Anderstrom points to big expansion in the works in three of the state’s biggest existing life sciences campuses, 4front and University Enterprise Labs in the Twin Cities and Discovery Square in Rochester near the Mayo Clinic, as well some in-the-works plans for adding more biomanufacturing capacity. A new entity formed from existing local firms, Scale Ready, will focus on cell and gene therapy.
“2021 saw a record level investment across the nation in life sciences, and now it’s finally coming to us in flyover country,” he said.
The Mile High City is quickly shedding the emerging label, as its rapid growth in recent years has positioned it as a potential leading hub for life sciences investment.
The area around Denver has become the 10th-largest life sciences market in the nation in terms of total lab square footage, per CBRE Executive Vice President David Saab, and raised a record $704M in Q1 2021.
The neighboring Fitzsimmons Innovation Community — a former Air Force base-turned-biotech center expected to finish its build-out at the end of 2022 — and the University of Colorado Anschutz Medical Campus together represent one of the largest combined bioscience developments in the nation, home to over 80 startups with 125 acres of space still open to future development.
Employment has grown 80% since 2001, and a recent Cushman & Wakefield report pointed to further growth opportunities in Boulder and the Novartis campus in Longmont. Like many emerging life sciences markets, the need for increased VC investment has been cited as a barrier to more growth.
While lab space and innovation centers tend to get the bulk of press attention when it comes to life sciences real estate, the nation is struggling with a shortage of biomanufacturing spaces. And few states offer as much potential, and existing infrastructure, for expansion as Indiana.
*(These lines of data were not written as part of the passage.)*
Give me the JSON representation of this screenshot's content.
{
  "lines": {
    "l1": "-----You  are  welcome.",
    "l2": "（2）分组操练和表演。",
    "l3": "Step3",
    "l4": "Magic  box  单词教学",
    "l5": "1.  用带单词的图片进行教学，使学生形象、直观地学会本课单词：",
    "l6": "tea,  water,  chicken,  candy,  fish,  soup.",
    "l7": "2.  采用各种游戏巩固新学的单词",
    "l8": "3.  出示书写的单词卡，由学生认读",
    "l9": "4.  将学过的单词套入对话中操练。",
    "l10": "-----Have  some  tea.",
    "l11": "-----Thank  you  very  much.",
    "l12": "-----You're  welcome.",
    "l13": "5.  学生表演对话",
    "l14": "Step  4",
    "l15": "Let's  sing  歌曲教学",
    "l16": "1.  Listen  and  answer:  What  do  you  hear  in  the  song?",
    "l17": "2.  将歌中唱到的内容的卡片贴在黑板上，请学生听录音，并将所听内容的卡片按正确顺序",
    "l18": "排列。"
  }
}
Indiana as a whole has a remarkably diverse biotech industry, including leading firms such as Eli Lilly & Co., Anthem and Roche Diagnostics, as well as an expanding biomanufacturing sector bolstered by extensive local investment in talent. In the town of Fishers, in northwest Indianapolis, roughly $1B in new investment was announced in the last year, including announcements of new facilities from List Biotherapeutics Stevanato and INCOG Biopharma Services. Last year also saw extensive investment in cell and gene therapy manufacturing sites.